Вообще, значительную долю маргинального отребья составляли наркоманы. Они мне тогда, по дурости, казались прикольными даже. Я тоже иногда угощался чем-нибудь эдаким, но от углубленного изучения темы спасало то, что я считал трусостью – а на деле было хорошим чутьём.
Просидев там несколько часов (и разложив одежду сушиться на рюкзаках), мы досыта насмотрелись на жонглеров и прочих красавцев. Все они были совершенными милашками, одна беда – принимать участие в нашей судьбе никто из них не собирался. Спасение пришло с неожиданной стороны.
«Я ничшэго не панимаю! », – сказал, умильно разглядывая нас, примостившийся под деревом бомжик. Сейчас бы я, наверное, вежливо кивнул и отошел ради экономии мозга, но тогда… О, борьба за выживание значительно повышает общительность, человеколюбие и интерес к окружающим. Многократно проверено.
«Откуда, брат?»
Оказалось, из Польши. Пьяный, помятый, иронический Марек (поляки вообще очень иронический народ, кстати) оказался вовсе не бомжом, но обладателем маленькой квартирки в центре, что было, конечно, кстати.

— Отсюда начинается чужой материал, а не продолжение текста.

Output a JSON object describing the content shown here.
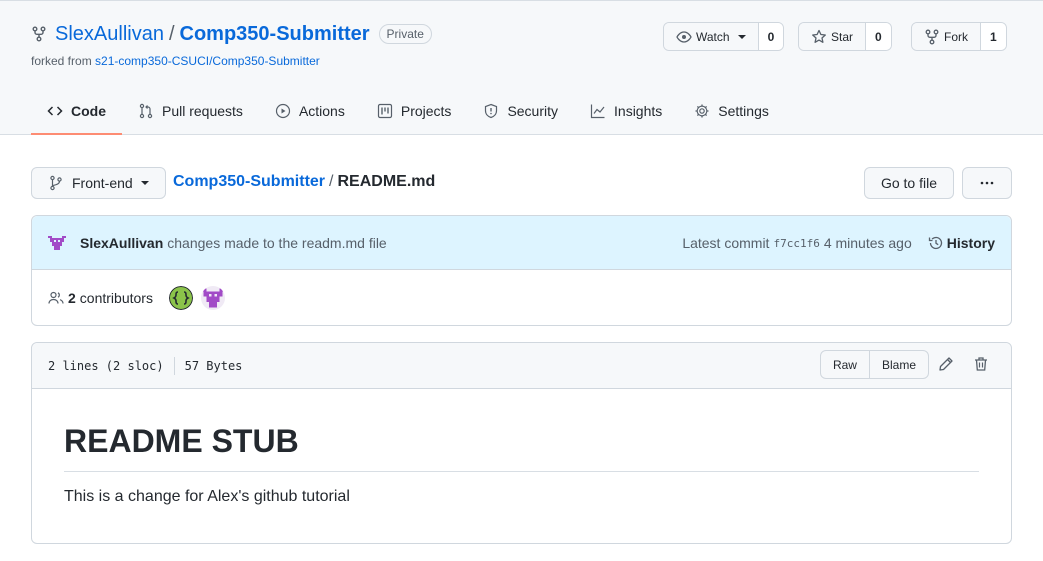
{
  "repo": {
    "owner": "SlexAullivan",
    "separator": "/",
    "name": "Comp350-Submitter",
    "visibility": "Private",
    "forked_prefix": "forked from ",
    "forked_from": "s21-comp350-CSUCI/Comp350-Submitter"
  },
  "social": {
    "watch_label": "Watch",
    "watch_count": "0",
    "star_label": "Star",
    "star_count": "0",
    "fork_label": "Fork",
    "fork_count": "1"
  },
  "tabs": [
    {
      "label": "Code",
      "icon": "code-icon",
      "active": true
    },
    {
      "label": "Pull requests",
      "icon": "pull-request-icon"
    },
    {
      "label": "Actions",
      "icon": "play-icon"
    },
    {
      "label": "Projects",
      "icon": "project-icon"
    },
    {
      "label": "Security",
      "icon": "shield-icon"
    },
    {
      "label": "Insights",
      "icon": "graph-icon"
    },
    {
      "label": "Settings",
      "icon": "gear-icon"
    }
  ],
  "breadcrumb": {
    "branch": "Front-end",
    "repo": "Comp350-Submitter",
    "separator": "/",
    "file": "README.md",
    "goto_label": "Go to file",
    "more_label": "···"
  },
  "commit": {
    "author": "SlexAullivan",
    "message": "changes made to the readm.md file",
    "latest_label": "Latest commit",
    "sha": "f7cc1f6",
    "time": "4 minutes ago",
    "history_label": "History"
  },
  "contributors": {
    "count": "2",
    "label": "contributors"
  },
  "file": {
    "lines": "2 lines (2 sloc)",
    "size": "57 Bytes",
    "raw_label": "Raw",
    "blame_label": "Blame"
  },
  "readme": {
    "heading": "README STUB",
    "body": "This is a change for Alex's github tutorial"
  },
  "colors": {
    "link": "#0969da",
    "active_tab_underline": "#fd8c73",
    "commit_bg": "#ddf4ff"
  }
}
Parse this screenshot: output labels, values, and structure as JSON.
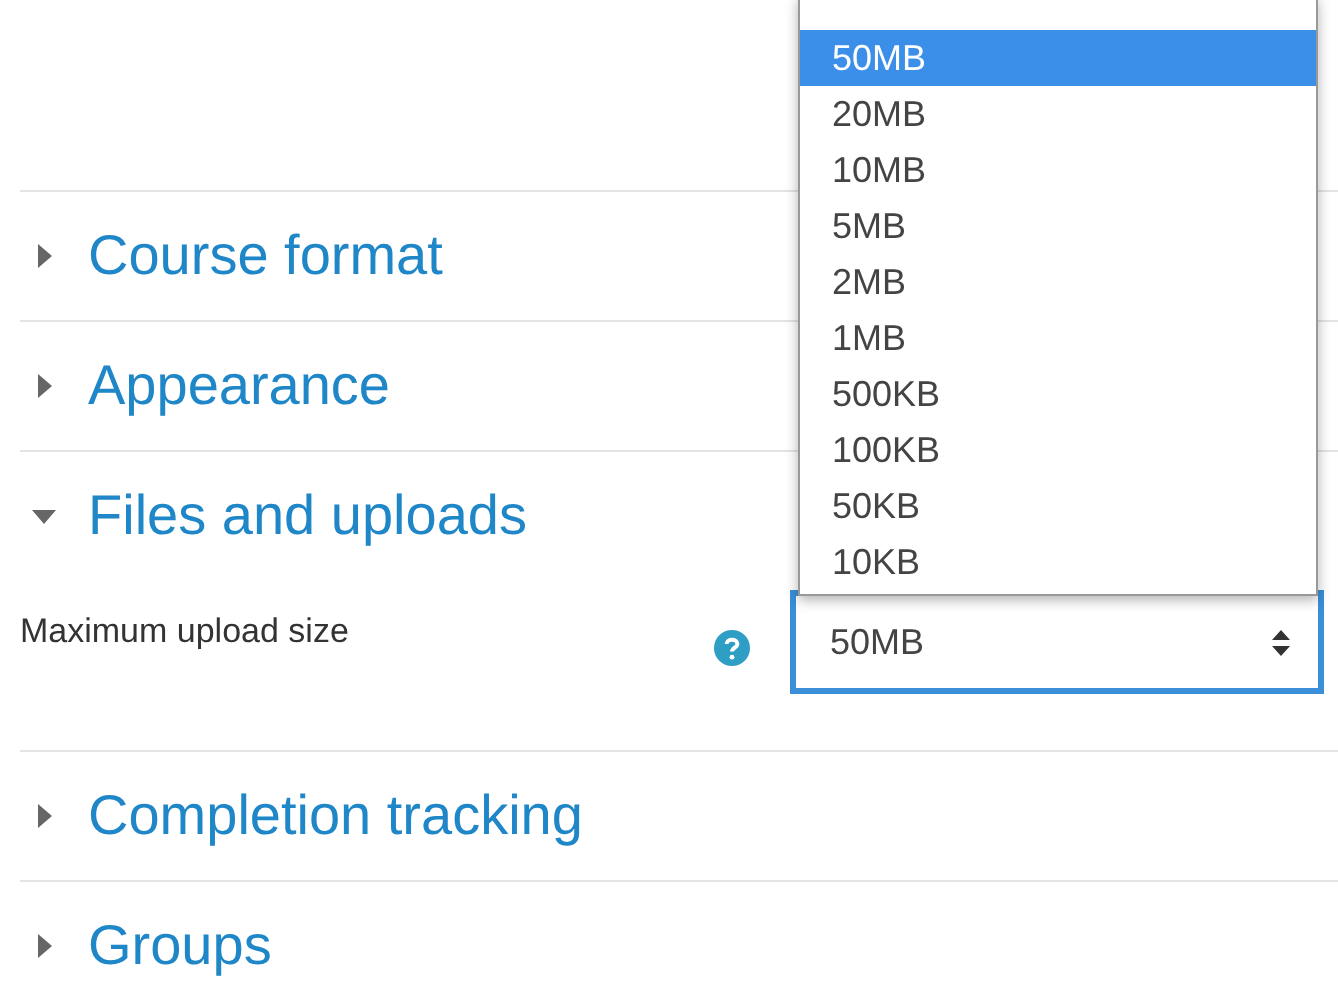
{
  "sections": [
    {
      "title": "Course format",
      "expanded": false
    },
    {
      "title": "Appearance",
      "expanded": false
    },
    {
      "title": "Files and uploads",
      "expanded": true,
      "fields": [
        {
          "label": "Maximum upload size",
          "select": {
            "value": "50MB",
            "open": true,
            "options": [
              {
                "label": "50MB",
                "selected": true
              },
              {
                "label": "20MB",
                "selected": false
              },
              {
                "label": "10MB",
                "selected": false
              },
              {
                "label": "5MB",
                "selected": false
              },
              {
                "label": "2MB",
                "selected": false
              },
              {
                "label": "1MB",
                "selected": false
              },
              {
                "label": "500KB",
                "selected": false
              },
              {
                "label": "100KB",
                "selected": false
              },
              {
                "label": "50KB",
                "selected": false
              },
              {
                "label": "10KB",
                "selected": false
              }
            ]
          }
        }
      ]
    },
    {
      "title": "Completion tracking",
      "expanded": false
    },
    {
      "title": "Groups",
      "expanded": false
    }
  ]
}
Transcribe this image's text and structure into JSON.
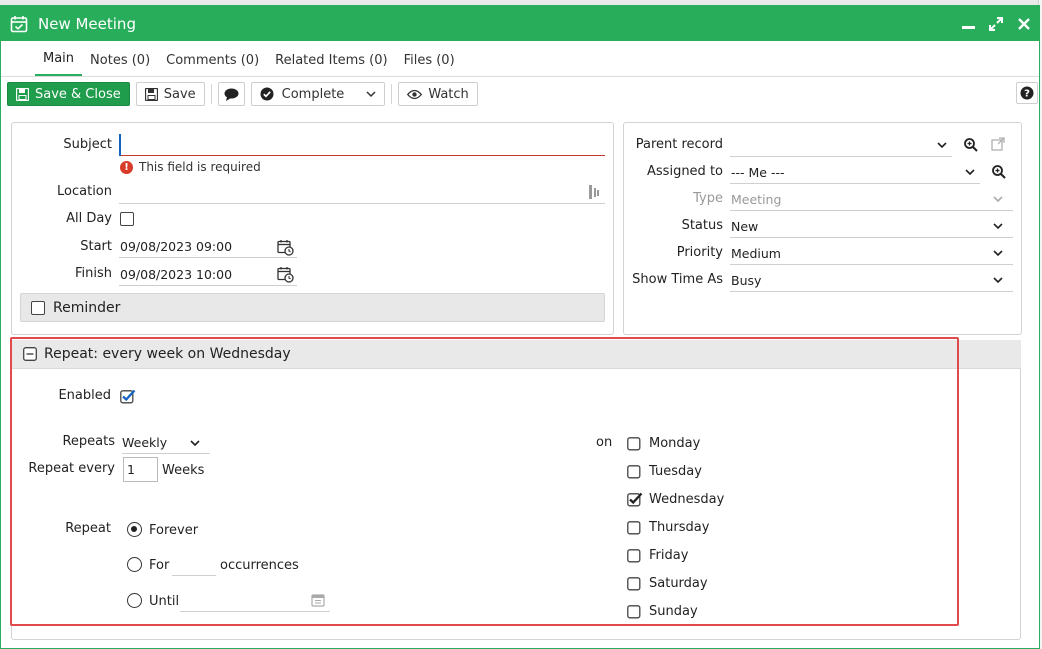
{
  "window": {
    "title": "New Meeting"
  },
  "tabs": [
    "Main",
    "Notes (0)",
    "Comments (0)",
    "Related Items (0)",
    "Files (0)"
  ],
  "toolbar": {
    "save_close": "Save & Close",
    "save": "Save",
    "complete": "Complete",
    "watch": "Watch"
  },
  "left": {
    "subject_label": "Subject",
    "subject_value": "",
    "subject_error": "This field is required",
    "location_label": "Location",
    "location_value": "",
    "allday_label": "All Day",
    "start_label": "Start",
    "start_value": "09/08/2023 09:00",
    "finish_label": "Finish",
    "finish_value": "09/08/2023 10:00",
    "reminder_label": "Reminder"
  },
  "right": {
    "parent_label": "Parent record",
    "parent_value": "",
    "assigned_label": "Assigned to",
    "assigned_value": "--- Me ---",
    "type_label": "Type",
    "type_value": "Meeting",
    "status_label": "Status",
    "status_value": "New",
    "priority_label": "Priority",
    "priority_value": "Medium",
    "showtime_label": "Show Time As",
    "showtime_value": "Busy"
  },
  "repeat": {
    "header": "Repeat: every week on Wednesday",
    "enabled_label": "Enabled",
    "enabled": true,
    "repeats_label": "Repeats",
    "repeats_value": "Weekly",
    "every_label": "Repeat every",
    "every_value": "1",
    "every_unit": "Weeks",
    "repeat_label": "Repeat",
    "forever_label": "Forever",
    "for_label": "For",
    "occurrences_label": "occurrences",
    "until_label": "Until",
    "on_label": "on",
    "days": [
      {
        "name": "Monday",
        "checked": false
      },
      {
        "name": "Tuesday",
        "checked": false
      },
      {
        "name": "Wednesday",
        "checked": true
      },
      {
        "name": "Thursday",
        "checked": false
      },
      {
        "name": "Friday",
        "checked": false
      },
      {
        "name": "Saturday",
        "checked": false
      },
      {
        "name": "Sunday",
        "checked": false
      }
    ]
  },
  "colors": {
    "brand_green": "#28ae5b",
    "highlight_red": "#e04a4a",
    "check_blue": "#1565c0"
  }
}
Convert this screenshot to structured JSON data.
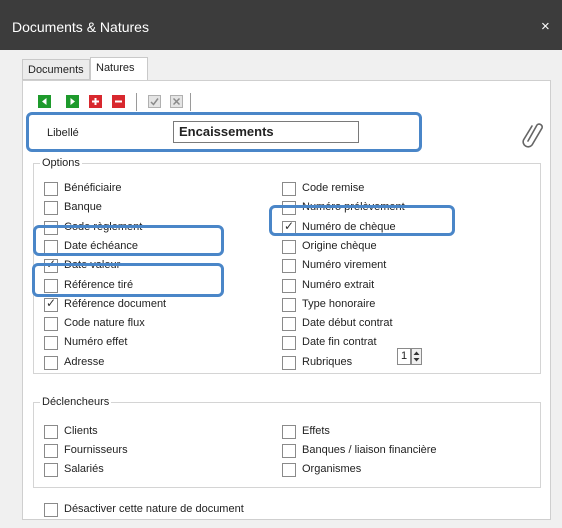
{
  "window": {
    "title": "Documents & Natures",
    "close_glyph": "×"
  },
  "tabs": [
    {
      "label": "Documents",
      "active": false
    },
    {
      "label": "Natures",
      "active": true
    }
  ],
  "toolbar": {
    "buttons": [
      {
        "name": "previous-icon",
        "color": "#1e9a2c"
      },
      {
        "name": "next-icon",
        "color": "#1e9a2c"
      },
      {
        "name": "add-icon",
        "color": "#d8282e"
      },
      {
        "name": "remove-icon",
        "color": "#d8282e"
      },
      {
        "name": "validate-icon",
        "color": "#9a9a9a"
      },
      {
        "name": "cancel-icon",
        "color": "#9a9a9a"
      }
    ]
  },
  "libelle": {
    "label": "Libellé",
    "value": "Encaissements"
  },
  "options": {
    "legend": "Options",
    "left": [
      {
        "label": "Bénéficiaire",
        "checked": false
      },
      {
        "label": "Banque",
        "checked": false
      },
      {
        "label": "Code règlement",
        "checked": false
      },
      {
        "label": "Date échéance",
        "checked": false
      },
      {
        "label": "Date valeur",
        "checked": true
      },
      {
        "label": "Référence tiré",
        "checked": false
      },
      {
        "label": "Référence document",
        "checked": true
      },
      {
        "label": "Code nature flux",
        "checked": false
      },
      {
        "label": "Numéro effet",
        "checked": false
      },
      {
        "label": "Adresse",
        "checked": false
      }
    ],
    "right": [
      {
        "label": "Code remise",
        "checked": false
      },
      {
        "label": "Numéro prélèvement",
        "checked": false
      },
      {
        "label": "Numéro de chèque",
        "checked": true
      },
      {
        "label": "Origine chèque",
        "checked": false
      },
      {
        "label": "Numéro virement",
        "checked": false
      },
      {
        "label": "Numéro extrait",
        "checked": false
      },
      {
        "label": "Type honoraire",
        "checked": false
      },
      {
        "label": "Date début contrat",
        "checked": false
      },
      {
        "label": "Date fin contrat",
        "checked": false
      },
      {
        "label": "Rubriques",
        "checked": false
      }
    ],
    "rubriques_value": "1"
  },
  "declencheurs": {
    "legend": "Déclencheurs",
    "left": [
      {
        "label": "Clients",
        "checked": false
      },
      {
        "label": "Fournisseurs",
        "checked": false
      },
      {
        "label": "Salariés",
        "checked": false
      }
    ],
    "right": [
      {
        "label": "Effets",
        "checked": false
      },
      {
        "label": "Banques / liaison financière",
        "checked": false
      },
      {
        "label": "Organismes",
        "checked": false
      }
    ]
  },
  "disable_option": {
    "label": "Désactiver cette nature de document",
    "checked": false
  },
  "highlight_color": "#4a86c8"
}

Через несколько минут мы шли к нему, под дороге выслушивая рассуждения о славянском братстве и тупых голландцах.
Дома у Марека, действительно, наблюдалось славянское братство – поляк Кшиштоф и югослав (боснийский серб) Младен, оба в бегах.
Кшиштоф (косуха, борода, копна волос) открыл в Гданьске музыкальный магазин, прогорел, и сбежал из Польши от кредиторов, обещавших нехорошее. Ладный, щеголеватый и нервный Младен убежал из воюющей Боснии от не на шутку увлекшихся нехорошим людей в камуфляже. Приятная особенность нашего имперского прошлого: друг с другом они говорили на ломаном русском. И, в общем-то, были нам рады.
Жило славянское братство у Марека бесплатно, но с иногда случавшимися поборами на пиво и бестолковое пьяное общение с хозяином. Ну, а где двое, там и четверо.
«Миша, хочешь заработать пенёндзы … ну, деньги?»
Нельзя сказать, что денег у нас не было… Были деньги, целых 28 долларов. Так что предложение представляло собой определенный интерес.
«А что делать-то?»
Оказалось – плести косички из разноцветных ниток. Каждый день Кшиштоф с Младеном шли в центр, на пешеходку, ловить туристок; заплетали их тут же, усадив на табуретку. Надя обучилась плетению hairwraps (которые мы называли ужасным словом «хайрапы») быстро, а я был полезен своим английским (Кшиштоф знал только русский, Младен – еще и немецкий).
Теперь каждый день по нескольку часов я маячил перед прохожими дамами с приклеенной улыбкой, бубня: «Hairwraps? Hairwraps? Do you want hairwraps? », а в случае очереди развлекал клиентку болтовней – чтоб не сбежала. По негласной договоренности, сначала я должен был усадить кого-нибудь к Младену и Кшиштофу, а потом уже и к Наде. Достаточно справедливо, тем более, что туристок, жаждущих красоты, обычно хватало…. Правда, улыбочка моя становилась все более и более поганой.
Вечером мы заходили домой перекусить, а потом шли со славянским братством «на едно пиво » в какую-то (подпольную, что ли?) пивнуху без вывески, куда надо было сначала долго стучать в железную дверь, чтоб пустили – или просто побродить вдвоем по Амстердаму, наблюдая отражение огоньков в воде каналов, копошение под мостами наркоманов с их ложками-зажигалками, и прочие картинки амстердамской жизни. Разок, кстати, я не на шутку испугался, проходя мимо витрины с рекламой женского белья, когда один из манекенов зашевелился и стал принимать похотливые позы – про улицу Красных Фонарей мы выяснили уже потом.